The Standard Normal Distribution
The continuous random variable is standardly normally distributed, \(Z\sim
N(0,1)\), if it has the following pdf
$$\varphi(x)=\frac{1}{\sqrt{2\pi}}e^{-\frac{x^2}{2}}$$
and cdf
$$\Phi(x)=\int_{-\infty}^x\varphi(t)dt$$
It's "standard" because the pdf is symmetric about \(x=0\), which is the expected
value while the standard deviation is 1, which is why we write \(Z\sim N(0,1)\).
It also has the beautiful property that
$$\varphi'(x)=-x\varphi(x)$$
Normal Distribution
An arbitrary normal distribution, \(X\sim N(\mu,\sigma)\), does obviously
not have this property in general but we can always shift and squish it into
a standard normal distribution by the following relation \(X=\sigma Z+\mu
\implies Z=\frac{X-\mu}{\sigma}\). Then it will have the following pdf
$$f(x)=\frac{1}{\sigma\sqrt{2\pi}}e^{-\frac{1}{2}\left(\frac{x-\mu}{\sigma}
\right)^2}$$
The cdf does not have a closed form and is always calculated numerically, but
since every normal distribution can be related to the standard normal distribution,
it has historically allowed us to calculate them from tables of values, but
these days they are mostly calculated by machines.

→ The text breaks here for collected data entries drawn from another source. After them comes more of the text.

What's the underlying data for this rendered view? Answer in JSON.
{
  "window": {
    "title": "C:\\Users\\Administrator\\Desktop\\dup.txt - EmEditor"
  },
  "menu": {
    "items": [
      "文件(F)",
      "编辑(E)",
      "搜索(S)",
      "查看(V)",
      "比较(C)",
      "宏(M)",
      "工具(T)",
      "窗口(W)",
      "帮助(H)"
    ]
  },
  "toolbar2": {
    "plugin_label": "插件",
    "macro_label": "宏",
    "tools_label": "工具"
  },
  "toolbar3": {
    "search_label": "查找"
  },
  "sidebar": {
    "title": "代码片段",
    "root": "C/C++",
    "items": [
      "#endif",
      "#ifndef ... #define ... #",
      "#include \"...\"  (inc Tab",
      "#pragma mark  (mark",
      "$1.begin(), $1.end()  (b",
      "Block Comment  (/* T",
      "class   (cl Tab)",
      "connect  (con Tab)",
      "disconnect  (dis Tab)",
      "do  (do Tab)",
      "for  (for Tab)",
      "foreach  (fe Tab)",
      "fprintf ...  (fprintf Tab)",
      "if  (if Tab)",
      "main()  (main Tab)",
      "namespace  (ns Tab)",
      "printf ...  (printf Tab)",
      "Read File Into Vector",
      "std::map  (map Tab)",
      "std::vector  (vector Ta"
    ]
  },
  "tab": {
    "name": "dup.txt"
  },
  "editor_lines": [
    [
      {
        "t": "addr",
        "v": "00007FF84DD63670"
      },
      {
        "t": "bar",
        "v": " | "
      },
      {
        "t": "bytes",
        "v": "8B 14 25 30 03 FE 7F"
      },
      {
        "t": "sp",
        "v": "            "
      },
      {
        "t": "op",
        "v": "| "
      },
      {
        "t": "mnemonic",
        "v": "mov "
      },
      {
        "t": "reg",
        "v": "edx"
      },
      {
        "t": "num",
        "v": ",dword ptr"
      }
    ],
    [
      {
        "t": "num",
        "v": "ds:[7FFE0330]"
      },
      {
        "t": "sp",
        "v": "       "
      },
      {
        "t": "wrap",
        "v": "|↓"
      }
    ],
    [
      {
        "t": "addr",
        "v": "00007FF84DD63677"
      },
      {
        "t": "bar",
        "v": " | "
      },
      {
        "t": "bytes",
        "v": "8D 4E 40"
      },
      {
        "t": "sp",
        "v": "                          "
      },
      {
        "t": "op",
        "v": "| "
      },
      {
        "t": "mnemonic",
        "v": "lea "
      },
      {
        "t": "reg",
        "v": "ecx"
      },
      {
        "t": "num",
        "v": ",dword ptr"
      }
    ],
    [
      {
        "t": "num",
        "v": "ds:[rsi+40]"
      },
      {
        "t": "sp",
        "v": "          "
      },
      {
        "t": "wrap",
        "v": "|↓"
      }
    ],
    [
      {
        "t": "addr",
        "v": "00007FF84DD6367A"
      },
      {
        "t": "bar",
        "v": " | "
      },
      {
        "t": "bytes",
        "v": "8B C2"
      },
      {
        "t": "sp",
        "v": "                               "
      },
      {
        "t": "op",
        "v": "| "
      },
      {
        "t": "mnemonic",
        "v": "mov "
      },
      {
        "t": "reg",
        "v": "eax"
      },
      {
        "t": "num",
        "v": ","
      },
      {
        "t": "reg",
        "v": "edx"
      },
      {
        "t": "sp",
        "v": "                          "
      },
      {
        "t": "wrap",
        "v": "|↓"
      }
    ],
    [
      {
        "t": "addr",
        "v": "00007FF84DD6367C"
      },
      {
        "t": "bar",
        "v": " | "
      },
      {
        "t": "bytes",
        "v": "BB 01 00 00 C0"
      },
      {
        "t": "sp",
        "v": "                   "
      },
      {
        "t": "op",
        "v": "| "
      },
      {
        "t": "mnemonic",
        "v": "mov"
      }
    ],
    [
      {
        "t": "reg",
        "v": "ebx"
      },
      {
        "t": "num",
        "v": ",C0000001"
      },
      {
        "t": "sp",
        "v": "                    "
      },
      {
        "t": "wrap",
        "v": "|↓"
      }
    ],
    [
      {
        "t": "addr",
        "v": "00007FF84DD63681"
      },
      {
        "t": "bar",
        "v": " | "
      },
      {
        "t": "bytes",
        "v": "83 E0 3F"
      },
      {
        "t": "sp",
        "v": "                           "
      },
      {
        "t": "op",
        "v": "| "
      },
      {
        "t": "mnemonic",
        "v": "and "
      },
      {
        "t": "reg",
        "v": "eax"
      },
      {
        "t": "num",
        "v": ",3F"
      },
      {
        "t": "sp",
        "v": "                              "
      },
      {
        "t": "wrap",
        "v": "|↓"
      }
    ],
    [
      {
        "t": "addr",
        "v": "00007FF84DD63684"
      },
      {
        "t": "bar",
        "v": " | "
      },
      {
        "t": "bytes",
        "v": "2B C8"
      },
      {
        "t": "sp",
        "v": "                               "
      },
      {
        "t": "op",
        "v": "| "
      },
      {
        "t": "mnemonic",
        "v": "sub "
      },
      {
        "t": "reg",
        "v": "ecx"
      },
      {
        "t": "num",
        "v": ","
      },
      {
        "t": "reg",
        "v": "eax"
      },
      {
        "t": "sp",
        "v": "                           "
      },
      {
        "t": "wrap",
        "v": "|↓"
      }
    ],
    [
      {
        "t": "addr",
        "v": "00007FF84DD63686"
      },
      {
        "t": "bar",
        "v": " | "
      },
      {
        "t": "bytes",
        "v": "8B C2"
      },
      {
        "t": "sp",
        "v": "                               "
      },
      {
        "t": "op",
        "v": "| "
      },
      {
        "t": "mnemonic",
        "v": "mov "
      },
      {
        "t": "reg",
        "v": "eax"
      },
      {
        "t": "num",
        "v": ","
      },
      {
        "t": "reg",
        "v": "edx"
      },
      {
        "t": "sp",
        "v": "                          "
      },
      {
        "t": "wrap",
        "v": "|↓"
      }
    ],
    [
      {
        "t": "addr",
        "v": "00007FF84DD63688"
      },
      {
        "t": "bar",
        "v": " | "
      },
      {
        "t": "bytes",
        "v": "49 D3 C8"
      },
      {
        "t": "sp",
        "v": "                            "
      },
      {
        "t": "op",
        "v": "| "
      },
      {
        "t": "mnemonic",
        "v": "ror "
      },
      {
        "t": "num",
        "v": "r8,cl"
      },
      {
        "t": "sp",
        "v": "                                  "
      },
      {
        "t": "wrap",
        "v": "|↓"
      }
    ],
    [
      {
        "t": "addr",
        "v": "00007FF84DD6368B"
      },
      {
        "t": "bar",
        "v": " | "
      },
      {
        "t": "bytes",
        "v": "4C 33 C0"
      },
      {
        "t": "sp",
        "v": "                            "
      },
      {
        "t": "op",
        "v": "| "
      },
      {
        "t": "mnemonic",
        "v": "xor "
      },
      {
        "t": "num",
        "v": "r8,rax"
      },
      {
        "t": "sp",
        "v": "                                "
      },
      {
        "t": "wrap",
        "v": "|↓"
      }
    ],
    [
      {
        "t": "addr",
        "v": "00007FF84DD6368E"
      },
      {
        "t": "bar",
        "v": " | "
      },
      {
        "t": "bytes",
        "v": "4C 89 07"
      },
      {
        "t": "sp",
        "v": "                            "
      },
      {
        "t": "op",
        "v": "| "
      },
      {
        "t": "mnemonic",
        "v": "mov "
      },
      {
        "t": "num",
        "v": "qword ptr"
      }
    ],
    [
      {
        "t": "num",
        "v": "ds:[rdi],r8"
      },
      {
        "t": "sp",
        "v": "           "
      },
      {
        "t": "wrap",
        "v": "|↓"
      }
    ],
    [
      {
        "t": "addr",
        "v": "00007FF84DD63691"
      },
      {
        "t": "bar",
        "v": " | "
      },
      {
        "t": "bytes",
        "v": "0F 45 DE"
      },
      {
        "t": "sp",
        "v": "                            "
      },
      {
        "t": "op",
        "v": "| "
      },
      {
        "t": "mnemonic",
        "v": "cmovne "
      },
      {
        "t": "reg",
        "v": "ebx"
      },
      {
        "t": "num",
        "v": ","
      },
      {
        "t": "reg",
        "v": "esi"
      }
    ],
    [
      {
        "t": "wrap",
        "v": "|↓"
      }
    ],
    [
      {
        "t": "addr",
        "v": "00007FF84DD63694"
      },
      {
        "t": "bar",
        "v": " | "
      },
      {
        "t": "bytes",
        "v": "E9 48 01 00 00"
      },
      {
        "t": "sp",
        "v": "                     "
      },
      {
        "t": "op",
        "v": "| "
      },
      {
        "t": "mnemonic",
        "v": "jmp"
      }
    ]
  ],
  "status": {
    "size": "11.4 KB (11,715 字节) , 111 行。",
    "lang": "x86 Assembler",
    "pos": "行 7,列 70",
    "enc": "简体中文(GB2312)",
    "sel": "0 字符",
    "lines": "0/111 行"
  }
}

The Mean and Standard Deviation
To see that \(\mu\) and \(\sigma\) are actually the mean and standard deviation
respectively, we can use the formulas from random variables
$$E(X)=E(\sigma Z+\mu)=\cancel{\sigma E(Z)}+\mu$$
and
$$Var(X)=\sigma^2\cancel{Var(Z)}$$
Now to see that the variance of the standard normal distribution is actually
1, consider that.
\begin{align}
E(Z^2)=&\int x^2\varphi(x)dx\\
=&-\int x(-x\varphi(x))dx\\
=&-\int x\varphi'(x)dx\\
=&\cancel{-[x\varphi(x)]_{-\infty}^\infty}+\int \varphi(x)dx\\
=&1
\end{align}
by integration by parts, and therefore
$$Var(Z)=E(Z^2)-\cancel{E(Z)^2}=1$$
Binomial Approximation
Let \(X\sim B(n,p)\) be a binomially distributed discrete random variable.
For appropriate values of \(n\) and \(p\), it is approximately normal, with
mean \(\mu=np\) and SD \(\sigma=\sqrt{np(1-p)}\), i.e. \(X\sim N(np,\sqrt{
np(1-p)})\). The only question is what constitutes "appropriate values",
and I will present no mathematical criteria for this, but the ideal values
are high values of \(n\) and \(p=0.5\). Some statisticians use the criteria
that \(np\geq5\) and \(n(1-p)\geq5\).